Viruses that infect immunological cells such as T-cell, B-cell, dendritic cell, monocyte, or macrophage have been discovered and investigated. Examples of such swine infected viruses are porcine reproductive and respiratory syndrome virus, circovirus type II, and human infected virus, human immunodeficiency virus. Such viruses shut down the ability of recognition of foreign proteins as antigens in the antigen presenting cells. The immunological cells cannot evoke an immunization response and carry the viruses. The animals that have been infected by these types of viruses are easily secondarily infected by other pathogens. It is a pity that a useful vaccine targeting virus-infected immunological cells is still lacking.
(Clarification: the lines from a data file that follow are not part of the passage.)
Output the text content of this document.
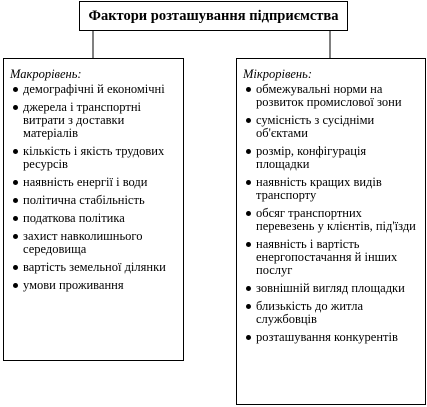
Фактори розташування підприємства
Макрорівень:
демографічні й економічні
джерела і транспортні витрати з доставки матеріалів
кількість і якість трудових ресурсів
наявність енергії і води
політична стабільність
податкова політика
захист навколишнього середовища
вартість земельної ділянки
умови проживання
Мікрорівень:
обмежувальні норми на розвиток промислової зони
сумісність з сусідніми об'єктами
розмір, конфігурація площадки
наявність кращих видів транспорту
обсяг транспортних перевезень у клієнтів, під'їзди
наявність і вартість енергопостачання й інших послуг
зовнішній вигляд площадки
близькість до житла службовців
розташування конкурентів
In particular, porcine reproductive and respiratory syndrome virus (PRRSV) results in high losses in animal husbandry every year. The virus infects macrophages (in the alveolar and spleen), brain microglia and monocytes, and exists in the blood and organs of the infected animals. Antibodies have little effect on the virus and even stimulate mutations of the virus. In the mechanism of antibody dependent enhancement (ADE), the use of antibodies leads to more severe infections. About 50 to 80% of pigs are infected by such virus. Generally, the animals infected by the virus have no significant symptoms, but the immunity of the infected animals is reduced. This leads to a decrease of weight gain and an increase in the death rate due to the secondary infection. PRRSV is an RNA virus. Not only swine but ducks can be infected by PRRSV as well. A live attenuated vaccine against PRRSV was developed. However, mutation of the viruses in the live vaccine often occurs. Fortunately, recent reports of HIV vaccine development strongly indicate that cytotoxic T-cells (CTLs) are essential for controlling HIV infection. (Hanne G-S et al 2000, Journal of virology, vol. 74, No. 4. p. 1694-1703). To develop a safe and effective PRRS vaccine is urgently desired.
Therefore, a heretofore unaddressed need exists in the art to address the aforementioned deficiencies and inadequacies, especially in connection with development of T-cell vaccines against virus infection.